Thinking Like An Engineer

2023-04-27

Previous: Miscellaneous Advice

Thinking Like An Engineer

Format Code Perfectly At All Times

Keep code formatting perfect at all times. Don't say to yourself "I'll come back and fix the formatting later." Write your code in the same way that a professional chef would practise 'clean as you go' in a busy commercial kitchen. This discipline helps instil both the attention to detail and sensitivity to structure that characterise a good engineering mind.

Be Explicit

When reviewing computer code or working with another engineer, the phrase I find myself using the most often is "Be Explicit", and variations thereof. Let me as the reader know exactly what I need to know to understand what is going on. Don't make me guess - crush ambiguity. Express Intent: tell the reader what the code is trying to achieve.

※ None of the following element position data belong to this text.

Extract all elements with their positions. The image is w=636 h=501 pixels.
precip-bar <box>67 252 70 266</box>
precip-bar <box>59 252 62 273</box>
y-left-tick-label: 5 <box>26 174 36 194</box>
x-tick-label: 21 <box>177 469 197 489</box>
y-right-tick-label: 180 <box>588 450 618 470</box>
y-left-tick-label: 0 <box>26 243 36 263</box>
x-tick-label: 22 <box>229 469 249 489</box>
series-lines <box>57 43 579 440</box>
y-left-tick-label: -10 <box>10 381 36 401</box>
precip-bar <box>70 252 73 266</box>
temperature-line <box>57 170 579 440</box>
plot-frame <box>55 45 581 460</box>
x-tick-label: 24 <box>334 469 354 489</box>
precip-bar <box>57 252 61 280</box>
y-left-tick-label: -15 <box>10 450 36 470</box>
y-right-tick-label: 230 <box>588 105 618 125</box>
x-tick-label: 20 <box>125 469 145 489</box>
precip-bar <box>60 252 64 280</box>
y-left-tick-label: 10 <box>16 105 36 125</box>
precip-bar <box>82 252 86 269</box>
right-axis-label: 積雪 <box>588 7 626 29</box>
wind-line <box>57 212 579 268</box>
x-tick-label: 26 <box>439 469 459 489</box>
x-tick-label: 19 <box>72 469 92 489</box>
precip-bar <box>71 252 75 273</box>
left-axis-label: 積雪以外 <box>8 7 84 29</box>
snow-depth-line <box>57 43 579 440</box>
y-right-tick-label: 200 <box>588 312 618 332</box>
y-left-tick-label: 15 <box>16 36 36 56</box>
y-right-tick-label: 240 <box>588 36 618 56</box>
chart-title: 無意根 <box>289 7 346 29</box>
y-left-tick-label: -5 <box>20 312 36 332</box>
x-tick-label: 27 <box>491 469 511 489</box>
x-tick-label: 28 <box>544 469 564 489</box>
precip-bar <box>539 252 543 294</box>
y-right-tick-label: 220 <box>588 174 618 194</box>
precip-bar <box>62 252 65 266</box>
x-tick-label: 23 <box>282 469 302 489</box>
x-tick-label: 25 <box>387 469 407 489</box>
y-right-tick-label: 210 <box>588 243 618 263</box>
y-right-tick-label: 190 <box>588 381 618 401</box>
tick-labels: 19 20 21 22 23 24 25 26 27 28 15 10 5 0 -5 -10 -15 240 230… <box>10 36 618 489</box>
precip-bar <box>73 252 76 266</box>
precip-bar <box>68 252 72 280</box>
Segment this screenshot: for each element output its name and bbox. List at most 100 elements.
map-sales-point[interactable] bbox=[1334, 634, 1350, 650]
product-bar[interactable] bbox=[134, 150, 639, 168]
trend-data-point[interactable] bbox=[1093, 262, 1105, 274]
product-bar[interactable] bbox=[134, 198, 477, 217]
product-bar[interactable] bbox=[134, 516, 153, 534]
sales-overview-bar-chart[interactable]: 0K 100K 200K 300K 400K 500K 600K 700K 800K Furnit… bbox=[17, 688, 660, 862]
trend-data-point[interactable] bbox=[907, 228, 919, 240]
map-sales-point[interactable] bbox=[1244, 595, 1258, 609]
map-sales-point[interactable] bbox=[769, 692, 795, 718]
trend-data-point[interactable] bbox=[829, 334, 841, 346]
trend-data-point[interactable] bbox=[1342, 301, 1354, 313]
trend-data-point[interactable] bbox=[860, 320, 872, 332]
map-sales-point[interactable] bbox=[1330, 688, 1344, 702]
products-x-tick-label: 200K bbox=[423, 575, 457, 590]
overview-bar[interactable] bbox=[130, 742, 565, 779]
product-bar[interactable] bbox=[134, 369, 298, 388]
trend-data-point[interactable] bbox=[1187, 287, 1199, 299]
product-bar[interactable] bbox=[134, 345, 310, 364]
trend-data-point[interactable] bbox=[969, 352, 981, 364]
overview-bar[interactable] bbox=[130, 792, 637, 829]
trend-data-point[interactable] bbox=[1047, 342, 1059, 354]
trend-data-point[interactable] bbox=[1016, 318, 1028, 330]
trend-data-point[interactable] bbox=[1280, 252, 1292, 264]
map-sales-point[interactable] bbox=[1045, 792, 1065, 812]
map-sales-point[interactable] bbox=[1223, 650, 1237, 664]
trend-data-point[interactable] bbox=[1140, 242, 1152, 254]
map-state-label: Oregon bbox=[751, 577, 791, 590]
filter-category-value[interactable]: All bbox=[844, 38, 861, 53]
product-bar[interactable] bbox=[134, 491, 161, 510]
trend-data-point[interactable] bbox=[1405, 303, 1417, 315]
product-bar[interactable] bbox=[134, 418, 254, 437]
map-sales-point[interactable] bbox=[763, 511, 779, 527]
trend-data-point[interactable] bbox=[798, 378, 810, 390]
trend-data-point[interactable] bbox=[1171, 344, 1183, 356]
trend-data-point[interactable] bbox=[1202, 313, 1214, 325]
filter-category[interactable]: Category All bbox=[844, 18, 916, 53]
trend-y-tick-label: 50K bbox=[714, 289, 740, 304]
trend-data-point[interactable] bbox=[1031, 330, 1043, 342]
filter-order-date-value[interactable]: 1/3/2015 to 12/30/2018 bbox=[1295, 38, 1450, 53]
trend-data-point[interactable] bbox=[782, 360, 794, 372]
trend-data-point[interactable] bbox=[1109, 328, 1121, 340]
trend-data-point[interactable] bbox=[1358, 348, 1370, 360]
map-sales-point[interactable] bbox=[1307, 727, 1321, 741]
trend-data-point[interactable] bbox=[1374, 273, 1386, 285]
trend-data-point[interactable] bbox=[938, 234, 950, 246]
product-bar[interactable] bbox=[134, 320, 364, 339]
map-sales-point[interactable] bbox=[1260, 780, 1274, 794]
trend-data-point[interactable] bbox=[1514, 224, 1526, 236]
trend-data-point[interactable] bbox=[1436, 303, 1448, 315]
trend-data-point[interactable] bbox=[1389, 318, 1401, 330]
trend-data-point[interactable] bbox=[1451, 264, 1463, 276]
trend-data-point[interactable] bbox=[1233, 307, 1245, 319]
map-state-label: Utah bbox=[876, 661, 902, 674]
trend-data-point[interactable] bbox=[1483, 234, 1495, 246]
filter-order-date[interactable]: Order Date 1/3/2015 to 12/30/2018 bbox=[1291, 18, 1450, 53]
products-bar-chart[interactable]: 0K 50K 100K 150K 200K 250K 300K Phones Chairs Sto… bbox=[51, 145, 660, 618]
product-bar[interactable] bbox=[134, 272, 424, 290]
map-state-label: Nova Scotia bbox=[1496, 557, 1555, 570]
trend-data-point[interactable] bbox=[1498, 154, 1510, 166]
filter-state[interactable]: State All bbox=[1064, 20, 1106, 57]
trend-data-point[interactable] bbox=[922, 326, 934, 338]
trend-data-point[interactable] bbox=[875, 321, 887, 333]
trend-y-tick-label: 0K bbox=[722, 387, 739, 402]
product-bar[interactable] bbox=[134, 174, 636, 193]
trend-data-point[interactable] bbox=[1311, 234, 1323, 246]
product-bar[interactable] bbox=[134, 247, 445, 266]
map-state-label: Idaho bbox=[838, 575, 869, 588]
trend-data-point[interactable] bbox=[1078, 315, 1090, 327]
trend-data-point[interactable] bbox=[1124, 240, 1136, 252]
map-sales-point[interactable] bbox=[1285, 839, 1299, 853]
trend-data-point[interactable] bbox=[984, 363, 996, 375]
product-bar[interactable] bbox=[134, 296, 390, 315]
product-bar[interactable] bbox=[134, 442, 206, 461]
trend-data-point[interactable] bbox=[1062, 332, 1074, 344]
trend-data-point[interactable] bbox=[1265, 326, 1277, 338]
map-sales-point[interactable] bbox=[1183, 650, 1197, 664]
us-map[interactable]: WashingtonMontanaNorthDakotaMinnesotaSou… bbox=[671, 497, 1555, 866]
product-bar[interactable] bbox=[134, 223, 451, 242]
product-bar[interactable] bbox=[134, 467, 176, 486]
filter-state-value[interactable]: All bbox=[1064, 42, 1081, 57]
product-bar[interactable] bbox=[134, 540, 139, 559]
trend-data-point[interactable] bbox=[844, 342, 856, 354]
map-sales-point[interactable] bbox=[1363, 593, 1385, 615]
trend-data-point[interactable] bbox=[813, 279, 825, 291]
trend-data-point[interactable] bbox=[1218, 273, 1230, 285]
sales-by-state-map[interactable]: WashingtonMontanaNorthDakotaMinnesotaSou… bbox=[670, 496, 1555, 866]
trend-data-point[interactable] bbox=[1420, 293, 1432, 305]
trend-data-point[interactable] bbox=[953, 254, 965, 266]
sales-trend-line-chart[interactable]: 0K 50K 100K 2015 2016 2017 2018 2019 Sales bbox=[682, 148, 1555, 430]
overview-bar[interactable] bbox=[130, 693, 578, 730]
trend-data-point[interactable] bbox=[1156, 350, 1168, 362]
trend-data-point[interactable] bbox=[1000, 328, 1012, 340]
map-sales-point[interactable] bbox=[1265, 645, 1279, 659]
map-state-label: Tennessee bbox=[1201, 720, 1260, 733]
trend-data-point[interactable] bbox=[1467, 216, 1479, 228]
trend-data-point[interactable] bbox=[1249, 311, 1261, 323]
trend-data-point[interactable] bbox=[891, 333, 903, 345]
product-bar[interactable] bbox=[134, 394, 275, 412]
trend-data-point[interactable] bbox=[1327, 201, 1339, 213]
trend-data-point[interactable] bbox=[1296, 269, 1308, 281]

The corollary to this is to hide away stuff that isn't important - don't distract me with irrelevance. Take great care in deciding what is really important to understanding the algorithm, and bring it to the surface where the reader can see it. So this principle circles back to the Art Of Abstraction first encountered at the beginning of this book. The right abstractions (at the right level of abstraction) make your code make sense. Therefore, carefully cultivate the skills of abstraction.

Single Source Of Truth For Everything, Not Just Software

A foundational early chapter in this book was Single Source Of Truth, which introduced a concept of utmost importance for engineering successful code bases.

The philosophy of having a Single Source Of Truth applies far beyond just computer software. Documentation, in particular, should be written with the philosophy in mind: things should be defined in one place. More generally, all written materials should have a single source of truth. Management and organisation structure benefit from having clear roles and responsibilities, with explicit boundaries on authority. An engineer cannot serve two masters... (Your author once served five masters at the same time.)